La démondialisation est un concept prônant une nouvelle organisation de l’économie mondiale. Elle prend en compte l’augmentation des interdépendances humaines dans le monde mais s’efforce de les soustraire à la domination de la mondialisation financière et du libre-échange.

Elle vise à rendre plus juste, sociale et écologique l’organisation économique mondiale grâce à de nouvelles règles endiguant les effets néfastes du libre-échange et du néolibéralisme. Elle a aussi pour objectif de mieux articuler la décision prise dans le cadre civique à l’action au niveau international.

La démondialisation se fonde principalement sur la mise en place de taxes douanières, modulées selon le coût écologique et social des marchandises, et la reterritorialisation de la production.

Origine et développements[modifier | modifier le code]

Paternité[modifier | modifier le code]

La paternité du terme est attribuée au célèbre penseur philippin Walden Bello qui développe ce concept dans son ouvrage : Deglobalization, ideas for a New World Economy[1]. Selon lui, la mondialisation néolibérale née dans les années 1980 porte préjudice aux économies des pays du sud qui se fondent sur les seules exportations sans développer leur marché intérieur. Globalement, la démondialisation s’inscrit dans un courant de pensée hostile à une interdépendance trop forte des économies, déjà critiquée par Keynes[2].

Cela dit, dans la mesure où, en français, Globalisation et Mondialisation sont deux concepts différents, le premier à avoir spécifiquement parlé de "Démondialisation" est Jacques Sapir, lors de la publication de son ouvrage La Démondialisation paru au Seuil en 2011[3].

Définition[modifier | modifier le code]

Pour Walden Bello, la démondialisation n’est pas un retrait de la communauté mondiale mais un modèle alternatif à celui de l’OMC, « Il s’agit de réorienter les économies, de la priorité à la production pour l’exportation, à celle pour la production destinée aux marchés locaux ». Mais, toujours selon l’auteur, la démondialisation serait également favorable aux pays du nord, en proie au Dumping social.
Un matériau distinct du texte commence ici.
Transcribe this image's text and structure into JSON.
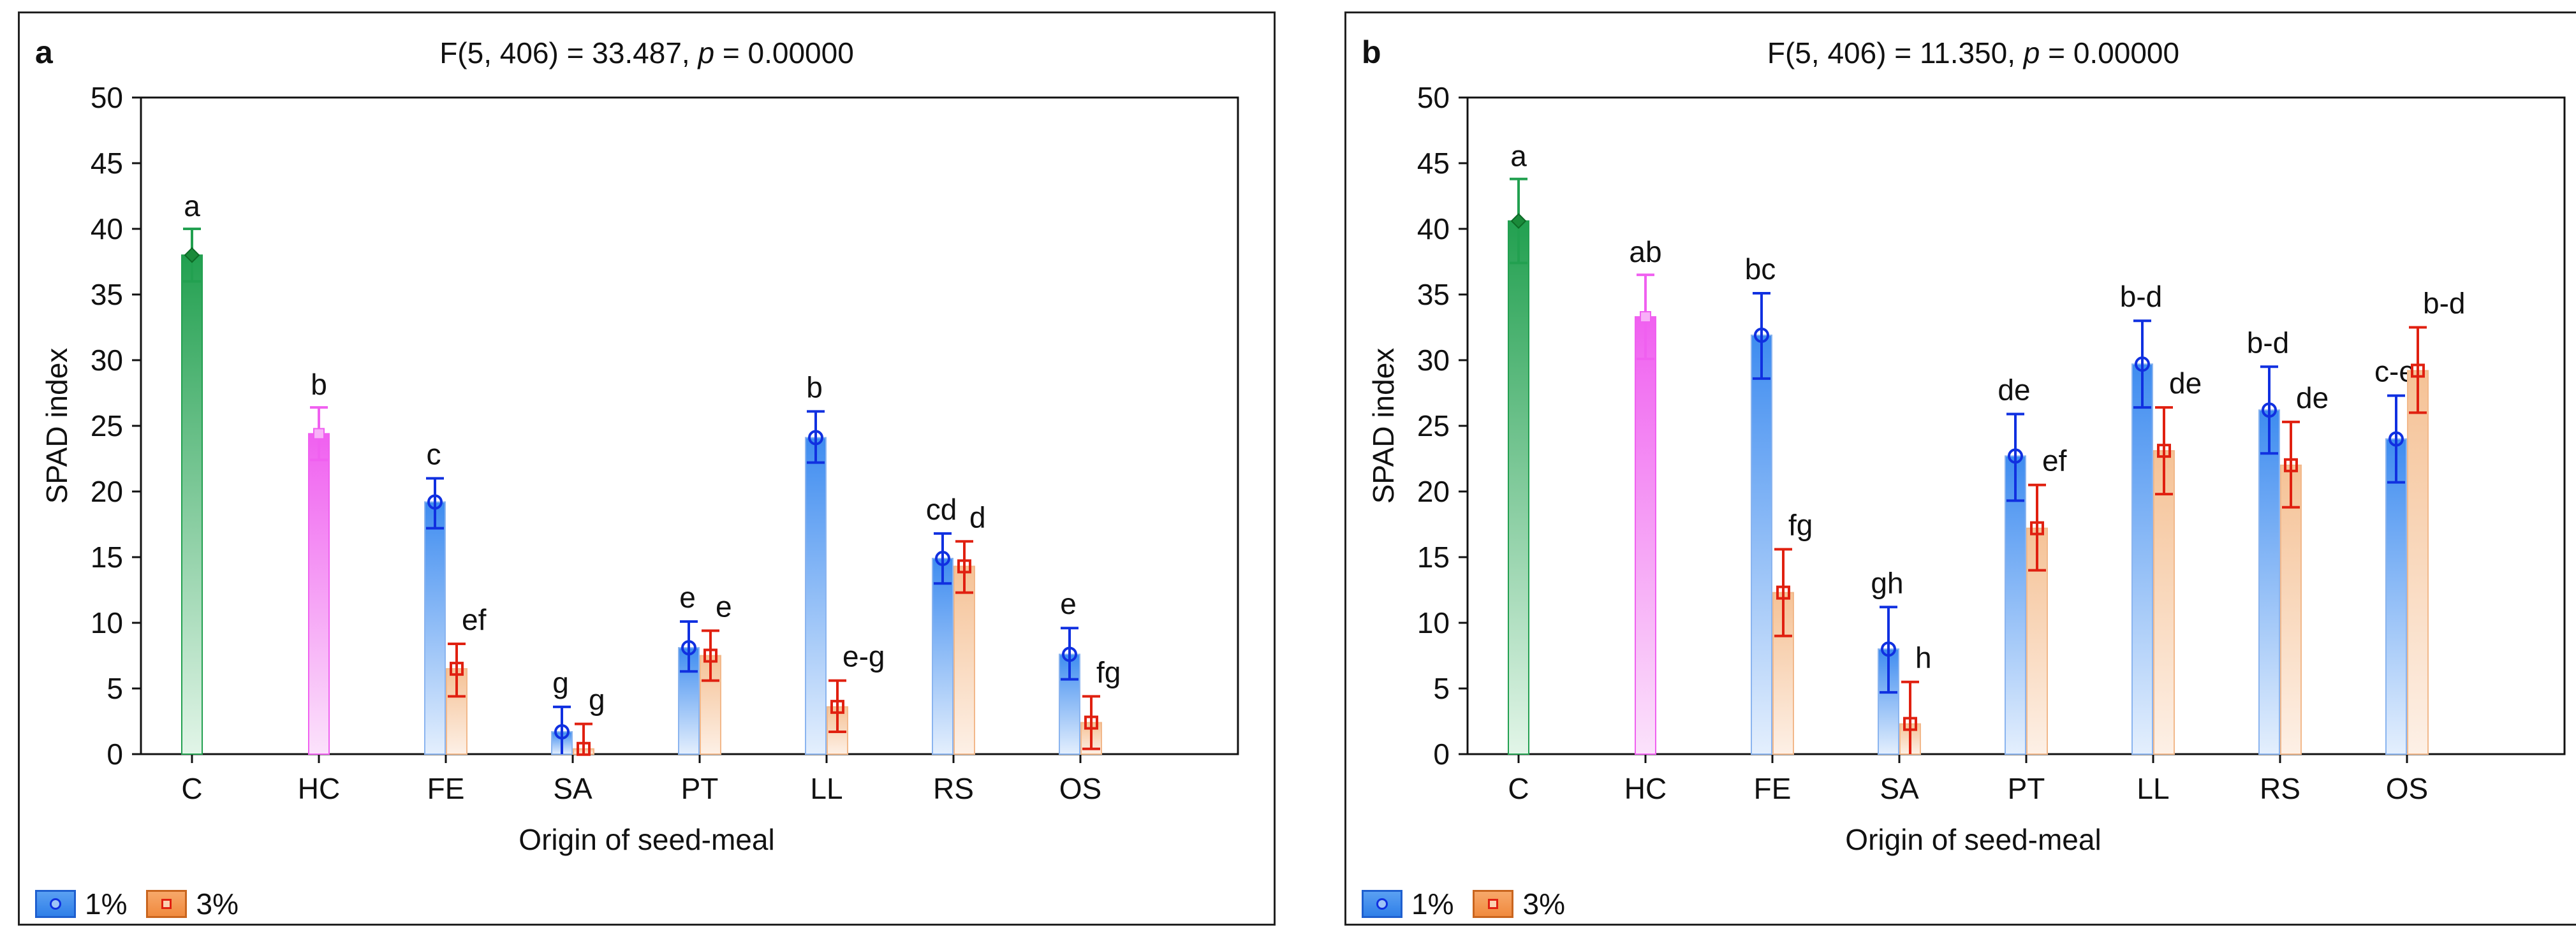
{
  "chart_data": [
    {
      "type": "bar",
      "panel_label": "a",
      "title_prefix": "F(5, 406) = 33.487, ",
      "title_p": "p",
      "title_suffix": " = 0.00000",
      "xlabel": "Origin of seed-meal",
      "ylabel": "SPAD index",
      "ylim": [
        0,
        50
      ],
      "yticks": [
        0,
        5,
        10,
        15,
        20,
        25,
        30,
        35,
        40,
        45,
        50
      ],
      "categories": [
        "C",
        "HC",
        "FE",
        "SA",
        "PT",
        "LL",
        "RS",
        "OS"
      ],
      "series": [
        {
          "name": "1%",
          "values": [
            null,
            null,
            19.2,
            1.7,
            8.1,
            24.1,
            14.9,
            7.6
          ],
          "err_low": [
            null,
            null,
            17.2,
            0.0,
            6.3,
            22.2,
            13.0,
            5.7
          ],
          "err_high": [
            null,
            null,
            21.0,
            3.6,
            10.1,
            26.1,
            16.8,
            9.6
          ],
          "letters": [
            "",
            "",
            "c",
            "g",
            "e",
            "b",
            "cd",
            "e"
          ]
        },
        {
          "name": "3%",
          "values": [
            null,
            null,
            6.5,
            0.4,
            7.5,
            3.6,
            14.3,
            2.4
          ],
          "err_low": [
            null,
            null,
            4.4,
            0.0,
            5.6,
            1.7,
            12.3,
            0.4
          ],
          "err_high": [
            null,
            null,
            8.4,
            2.3,
            9.4,
            5.6,
            16.2,
            4.4
          ],
          "letters": [
            "",
            "",
            "ef",
            "g",
            "e",
            "e-g",
            "d",
            "fg"
          ]
        }
      ],
      "controls": [
        {
          "category": "C",
          "value": 38.0,
          "err_low": 36.0,
          "err_high": 40.0,
          "letter": "a",
          "color": "#22a050"
        },
        {
          "category": "HC",
          "value": 24.4,
          "err_low": 22.4,
          "err_high": 26.4,
          "letter": "b",
          "color": "#f060f0"
        }
      ]
    },
    {
      "type": "bar",
      "panel_label": "b",
      "title_prefix": "F(5, 406) = 11.350, ",
      "title_p": "p",
      "title_suffix": " = 0.00000",
      "xlabel": "Origin of seed-meal",
      "ylabel": "SPAD index",
      "ylim": [
        0,
        50
      ],
      "yticks": [
        0,
        5,
        10,
        15,
        20,
        25,
        30,
        35,
        40,
        45,
        50
      ],
      "categories": [
        "C",
        "HC",
        "FE",
        "SA",
        "PT",
        "LL",
        "RS",
        "OS"
      ],
      "series": [
        {
          "name": "1%",
          "values": [
            null,
            null,
            31.9,
            8.0,
            22.7,
            29.7,
            26.2,
            24.0
          ],
          "err_low": [
            null,
            null,
            28.6,
            4.7,
            19.3,
            26.4,
            22.9,
            20.7
          ],
          "err_high": [
            null,
            null,
            35.1,
            11.2,
            25.9,
            33.0,
            29.5,
            27.3
          ],
          "letters": [
            "",
            "",
            "bc",
            "gh",
            "de",
            "b-d",
            "b-d",
            "c-e"
          ]
        },
        {
          "name": "3%",
          "values": [
            null,
            null,
            12.3,
            2.3,
            17.2,
            23.1,
            22.0,
            29.2
          ],
          "err_low": [
            null,
            null,
            9.0,
            0.0,
            14.0,
            19.8,
            18.8,
            26.0
          ],
          "err_high": [
            null,
            null,
            15.6,
            5.5,
            20.5,
            26.4,
            25.3,
            32.5
          ],
          "letters": [
            "",
            "",
            "fg",
            "h",
            "ef",
            "de",
            "de",
            "b-d"
          ]
        }
      ],
      "controls": [
        {
          "category": "C",
          "value": 40.6,
          "err_low": 37.4,
          "err_high": 43.8,
          "letter": "a",
          "color": "#22a050"
        },
        {
          "category": "HC",
          "value": 33.3,
          "err_low": 30.1,
          "err_high": 36.5,
          "letter": "ab",
          "color": "#f060f0"
        }
      ]
    }
  ],
  "legend": {
    "items": [
      {
        "label": "1%"
      },
      {
        "label": "3%"
      }
    ]
  },
  "colors": {
    "series1": "#2f7fe8",
    "series1_marker": "#1030e0",
    "series2": "#f08a3e",
    "series2_marker": "#e02010"
  }
}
La dérèglementation des échanges et de la finance conduisant à une mise en concurrence des salariés au niveau mondial, les pays industrialisés subiraient une pression à la baisse sur les salaires et un phénomène de délocalisation vers les pays émergents où la main d’œuvre est à bas coût. La démondialisation se construit donc sur une critique ferme du libre échange et de la dérèglementation financière, coupable selon ses détracteurs de porter atteinte aux droits sociaux et à l’environnement. Elle s’attache à dénoncer le mythe d’une mondialisation « heureuse », qui aurait permis le développement des pays du sud.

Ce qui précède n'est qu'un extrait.